Stability also depends on glenoid component positioning. Glenosphere retroversion >20 has been shown to reduce anterior stability while the arm is in the resting position. In addition, placing the glenosphere in a position of inferior offset has been shown to increase stability by approximately 17%. Humeral component version has little effect on stability.
4.2.3 Role of Deltoid in rTSA
The rTSA was developed to optimize functional outcome by making better use of the patient’s remaining musculature. The system is designed both to re-tension and to reposition the deltoid in relation to the joint’s center of rotation. The lever arm of the deltoid muscle is almost doubled with a reverse TSA prosthesis; thus, the efficacy of the deltoid for abduction is also approximately doubled.
A medialized center of rotation increases the deltoid’s moment arm by 20–42% and recruits additional fibers of the anterior and posterior deltoid to serve as abductors.

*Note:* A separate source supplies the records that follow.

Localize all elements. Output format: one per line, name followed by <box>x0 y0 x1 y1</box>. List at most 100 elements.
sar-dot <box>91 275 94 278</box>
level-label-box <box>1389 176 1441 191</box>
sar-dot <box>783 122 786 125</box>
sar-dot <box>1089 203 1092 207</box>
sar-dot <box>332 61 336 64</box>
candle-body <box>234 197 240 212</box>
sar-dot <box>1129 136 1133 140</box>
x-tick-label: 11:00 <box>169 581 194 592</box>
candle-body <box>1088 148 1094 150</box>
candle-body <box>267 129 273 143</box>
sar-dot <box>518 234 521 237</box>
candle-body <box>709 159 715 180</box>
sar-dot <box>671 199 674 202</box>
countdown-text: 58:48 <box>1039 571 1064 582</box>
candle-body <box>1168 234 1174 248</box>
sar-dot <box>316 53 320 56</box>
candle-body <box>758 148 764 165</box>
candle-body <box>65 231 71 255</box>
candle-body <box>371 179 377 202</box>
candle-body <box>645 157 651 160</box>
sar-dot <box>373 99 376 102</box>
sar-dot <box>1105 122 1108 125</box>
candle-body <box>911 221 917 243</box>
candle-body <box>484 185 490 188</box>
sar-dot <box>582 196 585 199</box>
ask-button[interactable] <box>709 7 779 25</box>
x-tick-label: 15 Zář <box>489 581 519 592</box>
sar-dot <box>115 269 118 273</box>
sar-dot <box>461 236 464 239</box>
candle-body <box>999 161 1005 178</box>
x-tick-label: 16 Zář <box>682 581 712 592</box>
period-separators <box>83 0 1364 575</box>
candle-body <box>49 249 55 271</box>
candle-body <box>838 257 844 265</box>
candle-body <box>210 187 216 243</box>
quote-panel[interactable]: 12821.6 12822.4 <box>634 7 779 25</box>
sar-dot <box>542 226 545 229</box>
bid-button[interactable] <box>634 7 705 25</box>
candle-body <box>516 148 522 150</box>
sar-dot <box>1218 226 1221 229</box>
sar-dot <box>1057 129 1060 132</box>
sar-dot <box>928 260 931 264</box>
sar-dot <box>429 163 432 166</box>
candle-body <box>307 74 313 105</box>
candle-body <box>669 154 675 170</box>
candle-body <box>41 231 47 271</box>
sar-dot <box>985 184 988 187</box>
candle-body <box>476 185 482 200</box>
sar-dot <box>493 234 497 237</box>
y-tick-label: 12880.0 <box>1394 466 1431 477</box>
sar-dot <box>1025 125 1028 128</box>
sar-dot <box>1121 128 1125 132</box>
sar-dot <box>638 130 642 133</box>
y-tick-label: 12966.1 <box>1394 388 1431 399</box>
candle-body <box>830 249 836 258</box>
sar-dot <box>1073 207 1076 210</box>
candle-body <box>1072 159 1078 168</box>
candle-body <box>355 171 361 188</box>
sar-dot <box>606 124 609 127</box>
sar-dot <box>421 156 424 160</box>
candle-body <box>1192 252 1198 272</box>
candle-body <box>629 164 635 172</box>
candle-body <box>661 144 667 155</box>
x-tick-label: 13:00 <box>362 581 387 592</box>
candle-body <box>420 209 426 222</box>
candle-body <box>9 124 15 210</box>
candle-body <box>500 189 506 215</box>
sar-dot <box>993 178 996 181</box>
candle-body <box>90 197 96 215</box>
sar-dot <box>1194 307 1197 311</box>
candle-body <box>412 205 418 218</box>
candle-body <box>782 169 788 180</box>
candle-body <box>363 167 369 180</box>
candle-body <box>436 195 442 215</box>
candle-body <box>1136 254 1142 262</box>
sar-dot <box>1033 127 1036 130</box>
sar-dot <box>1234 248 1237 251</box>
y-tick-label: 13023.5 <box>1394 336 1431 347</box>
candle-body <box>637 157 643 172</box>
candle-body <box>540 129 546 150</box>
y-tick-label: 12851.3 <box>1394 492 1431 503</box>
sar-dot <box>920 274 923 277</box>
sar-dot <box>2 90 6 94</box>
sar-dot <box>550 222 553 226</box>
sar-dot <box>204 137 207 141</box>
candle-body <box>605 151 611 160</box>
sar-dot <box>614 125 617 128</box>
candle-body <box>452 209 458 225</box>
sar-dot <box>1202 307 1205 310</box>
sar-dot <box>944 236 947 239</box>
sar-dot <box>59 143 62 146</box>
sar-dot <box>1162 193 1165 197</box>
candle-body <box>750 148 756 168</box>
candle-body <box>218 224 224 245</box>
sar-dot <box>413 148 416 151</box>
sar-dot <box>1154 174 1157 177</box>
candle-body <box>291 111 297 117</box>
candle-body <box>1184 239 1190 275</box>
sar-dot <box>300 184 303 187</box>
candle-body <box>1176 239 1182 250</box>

The fibers that are medial to the center of rotation in a normal shoulder come to lie lateral to the center of rotation and thereby become abductors and/or elevators. Thus, it is presumed that the longer lever arm resulting from the reverse prosthesis allows the recruitment of more deltoid fibers for elevation and abduction. Conversely, the anterior and posterior deltoid fibers lose their external and internal rotator moment.
Thus, active external rotation in particular is often further compromised after rTSA [19, 20].